Deux boîtes de conserve et un briquet sont sa cuisine de fortune, et un chariot rempli de divers objet est tout ce qu'il possède. "On a des couvertures et on se fait ds câlins pour se réchauffer", ironise-t-il en serrant dans ses bras sa compagne, Maria de los Angeles Lopez, 33 ans, qui se présente comme "femme au foyer".

Ils sont pour l'instant tolérés sur ce bout de trottoir à deux pas des luxueux immeubles de Puerto Madero, le quartier chic et moderne de Buenos Aires.

Trois mois après l'accession à la présidence de l'ultralibéral Javier Milei, l'institut de statistiques de la ville de Buenos Aires vient de révéler que, selon ses critères, l'indice d'extrême pauvreté a atteint un plus haut depuis 2015, année où il commencé à être étudié.

Basé sur le prix du panier alimentaire quotidien pour un adulte au mois de juin 2024, fixé à 3,2 dollars par jour, il a doublé par rapport au premier trimestre 2023 pour atteindre 16% des "porteños", les habitants de la capitale de 3,1 millions d'habitants.

Selon la Banque mondiale, 700 millions de personnes dans le monde vivent dans l'extrême pauvreté, c'est à dire avec des revenus inférieurs à 2,15 dollars par jour.

Pauvreté structurelle

Quatre sans-abri sont morts d'hypothermie ces dernières semaines à Buenos Aires, où une vague de froid inhabituelle, avec des températures négatives, a frappé le pays.

"La police vous dit d'aller dans un abri qui ressemble à une prison pour que les gens riches ne voient pas la crise économique et sociale", souffle Jonathan Gomez qui, comme de nombreux autres sans-abri ne veut pas s'y rendre par crainte d'insécurité.

À l'échelle nationale, la pauvreté touchait au second semestre 2023 quelque 41,7% de la population argentine, selon l'organisme public Indec qui situe la barre en dessous de 217 dollars de revenus mensuels.

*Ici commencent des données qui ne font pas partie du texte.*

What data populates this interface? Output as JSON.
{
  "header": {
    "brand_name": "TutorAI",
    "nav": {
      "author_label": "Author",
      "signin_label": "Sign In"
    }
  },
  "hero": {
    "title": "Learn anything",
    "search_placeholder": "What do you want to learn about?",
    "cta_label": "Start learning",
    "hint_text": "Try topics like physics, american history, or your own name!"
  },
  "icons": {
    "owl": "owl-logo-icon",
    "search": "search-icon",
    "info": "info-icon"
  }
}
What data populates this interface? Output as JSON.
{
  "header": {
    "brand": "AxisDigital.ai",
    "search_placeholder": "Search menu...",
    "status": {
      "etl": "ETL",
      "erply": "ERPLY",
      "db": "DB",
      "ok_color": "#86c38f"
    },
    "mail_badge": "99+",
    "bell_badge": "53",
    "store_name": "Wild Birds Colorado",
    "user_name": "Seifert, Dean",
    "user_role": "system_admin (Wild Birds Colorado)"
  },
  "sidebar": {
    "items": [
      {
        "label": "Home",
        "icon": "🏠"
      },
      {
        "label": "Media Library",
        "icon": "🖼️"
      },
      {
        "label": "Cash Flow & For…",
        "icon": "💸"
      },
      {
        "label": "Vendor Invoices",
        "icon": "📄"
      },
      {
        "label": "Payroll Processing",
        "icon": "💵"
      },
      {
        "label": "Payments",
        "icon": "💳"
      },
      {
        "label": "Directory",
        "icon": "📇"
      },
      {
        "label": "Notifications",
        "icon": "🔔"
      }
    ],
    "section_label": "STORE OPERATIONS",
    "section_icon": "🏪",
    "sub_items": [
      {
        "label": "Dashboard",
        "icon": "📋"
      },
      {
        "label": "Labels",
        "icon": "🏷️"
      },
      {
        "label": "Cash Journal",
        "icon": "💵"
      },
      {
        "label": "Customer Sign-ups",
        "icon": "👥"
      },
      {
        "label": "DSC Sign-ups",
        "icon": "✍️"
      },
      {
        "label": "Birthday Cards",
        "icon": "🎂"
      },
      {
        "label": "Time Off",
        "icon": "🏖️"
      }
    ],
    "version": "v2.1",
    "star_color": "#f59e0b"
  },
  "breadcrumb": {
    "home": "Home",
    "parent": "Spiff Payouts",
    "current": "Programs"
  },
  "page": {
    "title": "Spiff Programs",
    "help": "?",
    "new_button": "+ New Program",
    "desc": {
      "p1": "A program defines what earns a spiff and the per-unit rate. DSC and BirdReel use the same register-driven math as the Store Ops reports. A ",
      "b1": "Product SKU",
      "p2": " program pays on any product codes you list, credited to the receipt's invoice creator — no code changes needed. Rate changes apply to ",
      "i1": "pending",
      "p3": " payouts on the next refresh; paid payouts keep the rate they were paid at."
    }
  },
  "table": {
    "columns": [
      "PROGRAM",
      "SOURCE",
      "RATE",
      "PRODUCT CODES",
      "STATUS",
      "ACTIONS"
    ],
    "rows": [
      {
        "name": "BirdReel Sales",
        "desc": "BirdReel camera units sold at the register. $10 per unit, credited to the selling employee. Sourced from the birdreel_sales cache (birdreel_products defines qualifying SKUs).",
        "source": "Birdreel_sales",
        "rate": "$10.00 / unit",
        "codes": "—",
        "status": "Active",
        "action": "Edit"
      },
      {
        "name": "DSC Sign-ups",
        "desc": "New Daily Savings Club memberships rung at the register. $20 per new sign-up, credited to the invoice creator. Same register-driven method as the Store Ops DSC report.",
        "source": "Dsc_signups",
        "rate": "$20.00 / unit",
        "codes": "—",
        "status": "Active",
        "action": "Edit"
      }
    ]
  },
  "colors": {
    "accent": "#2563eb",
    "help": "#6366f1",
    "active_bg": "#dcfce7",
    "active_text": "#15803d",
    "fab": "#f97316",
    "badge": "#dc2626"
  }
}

Sa prochaine évaluation sera publiée en septembre, mais selon les projections de l'Université catholique argentine (UCA), ce taux devrait atteindre les 55%, un record de pauvreté que l'Argentine a déjà traversé lors la crise économique de 2002, la pire de son histoire récente.

La crise actuelle, dans une économie en récession, avec plus de 270% d'inflation en glissement annuel au mois de juin, a poussé les plus pauvres dans la misère et de vastes secteurs de la classe moyenne ont basculé dans la pauvreté, selon l'UCA.

"Il y a un déclassement des ménages, non seulement à cause du pouvoir d'achat des salariés, mais aussi à cause de la mise au chômage de chefs de famille", explique Eduardo Donza, chercheur à l'Observatoire de la dette sociale de l'UCA.

"Nous avons en Argentine une pauvreté structurelle", restée supérieure à 20% pendant plus de deux décennies, "avec une troisième génération d'enfants nés dans l'exclusion", précise-t-il.

Supersoupe solidaire

Dans un hangar de l'université nationale de Quilmes (UNQ), dans la banlieue sud de Buenos Aires, une file s'est formée pour recevoir une assiette de "Supersoupe" solidaire.

Alors que le gouvernement se refuse à une injonction judiciaire de distribuer des tonnes de nourriture à des centaines de soupes populaires placées sous audit, des étudiants ont relancé le mois dernier un mécanisme de distribution de nourriture solidaire développé par l'UNQ lors de la crise de 2002.

Il offre aux plus démunis une "supersoupe", plat consistant de protéines à bas prix dans un pays d'élevage où la viande devenue trop chère se fait rare dans les estomacs.

"On est dans une situation d'urgence alimentaire avec près de six Argentins sur dix qui vivent en dessous du seuil de pauvreté, ce qui signifie que quelque 27 millions se couchent le ventre vide", explique à l'AFP la directrice de la structure associative, Anahi Cuellas.

La préparation de 75.000 portions à 680 pesos l'unité (environ 0,60 dollar) a été lancée mais Mme Cuellas prédit déjà que "le besoin va malheureusement s'accroître".